We'll have to do it again one day, was fun.

damn cat gets around....bastard hasnt been home for a feed in months. So has the russian been rubbing my cat against her pussy? something smells a bit fishy anout that story....
 
Sorry Ben, Quinton Tarantino just got the rights to that movie, he says it will be called............. Reservoir Cats - Pulped Pussies.....

You'll have to wait for the DVD.
 
it seems like a few people here have gone through rough times i guess we are all drawn together over similar bonds maybe? i cant say im worse off or better off then any other as its not my place to say whos had it worse, i dont know what people are hiding behind there smiles, if its anything like me my smile is normally false and for other peoples benefit, i dont want people to have to worry about me on top of there own behind the scenes dramas But in saying that, getting out whats keeping you down means you can have someone to lift you back up

my dad was going through a hard time and told me
"we all fall at some point, thats the problem with walking on your 2 legs, but put your hand out and others can keep you steady."

i seem to have the 3 bad to 1 good ratio problem, as in i get married in just over a week(1 good), and my partners grandma just died, my partner got made redundent 3 weeks ago, my cat ive had for 21 years died a just over month ago.

but ya know what, on my wedding day im going to celebrate that weve got through everything, im STILL here and i plan to be for alot longer, so with all those years to go, my problems are just marathon, i hate training for it, i hate doing it, but once its finnally over, i can look back and say i got through it
 
We all cop the heavy end at times, I really do feel for you True TJ, and you have got a great outlook about things. It's sad to hear you have had a few crappy things happen all at once, but you'll be a married man in a week and that's awesome, you must be stoked!
I'm a doing a degree in Nursing and one of the main reasons I want to be a Nurse is to care for people, and to really offer support to men in the hospital setting when times get real tough. We are all guilty of holding our emotions in at times, it comes out differently depending on the person.

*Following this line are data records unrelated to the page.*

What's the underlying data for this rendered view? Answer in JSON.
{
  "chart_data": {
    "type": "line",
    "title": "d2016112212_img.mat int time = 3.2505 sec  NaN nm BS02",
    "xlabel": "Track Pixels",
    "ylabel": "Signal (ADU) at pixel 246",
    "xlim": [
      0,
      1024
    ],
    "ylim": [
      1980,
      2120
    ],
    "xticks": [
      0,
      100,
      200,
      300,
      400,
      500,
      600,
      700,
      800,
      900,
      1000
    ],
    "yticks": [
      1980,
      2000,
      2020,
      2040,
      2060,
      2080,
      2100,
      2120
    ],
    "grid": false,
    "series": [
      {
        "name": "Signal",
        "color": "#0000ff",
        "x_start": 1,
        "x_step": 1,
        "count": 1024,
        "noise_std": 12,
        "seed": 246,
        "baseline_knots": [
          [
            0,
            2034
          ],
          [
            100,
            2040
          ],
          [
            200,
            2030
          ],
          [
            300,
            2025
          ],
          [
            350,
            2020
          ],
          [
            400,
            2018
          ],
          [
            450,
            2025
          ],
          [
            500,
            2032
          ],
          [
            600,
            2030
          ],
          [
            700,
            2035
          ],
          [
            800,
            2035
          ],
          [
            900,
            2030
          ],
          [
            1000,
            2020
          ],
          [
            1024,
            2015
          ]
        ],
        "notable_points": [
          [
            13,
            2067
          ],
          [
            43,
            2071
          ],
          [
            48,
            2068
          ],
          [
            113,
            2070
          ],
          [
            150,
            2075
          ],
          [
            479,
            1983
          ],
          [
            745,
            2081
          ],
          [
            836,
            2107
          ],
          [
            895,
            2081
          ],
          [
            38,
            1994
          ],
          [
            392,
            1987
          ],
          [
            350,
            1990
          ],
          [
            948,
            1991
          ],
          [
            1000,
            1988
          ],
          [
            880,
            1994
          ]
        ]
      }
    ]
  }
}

We can all stand tall and speak our thoughts, some will be ones of a sad nature, some will be great. Just have to get it out if it needs to come out, if some of us on here can put together gearboxes and rebuild engines and fully rewire a cars loom and all the other fun stuff we do, then we're all capable of putting our hands out when one of us goes through a tough time.
I certainly know the comments on this thread have helped me feel a lot more positive about things, it's great to feel like there's great blokes that have been there before to tell you it's gonna be ok.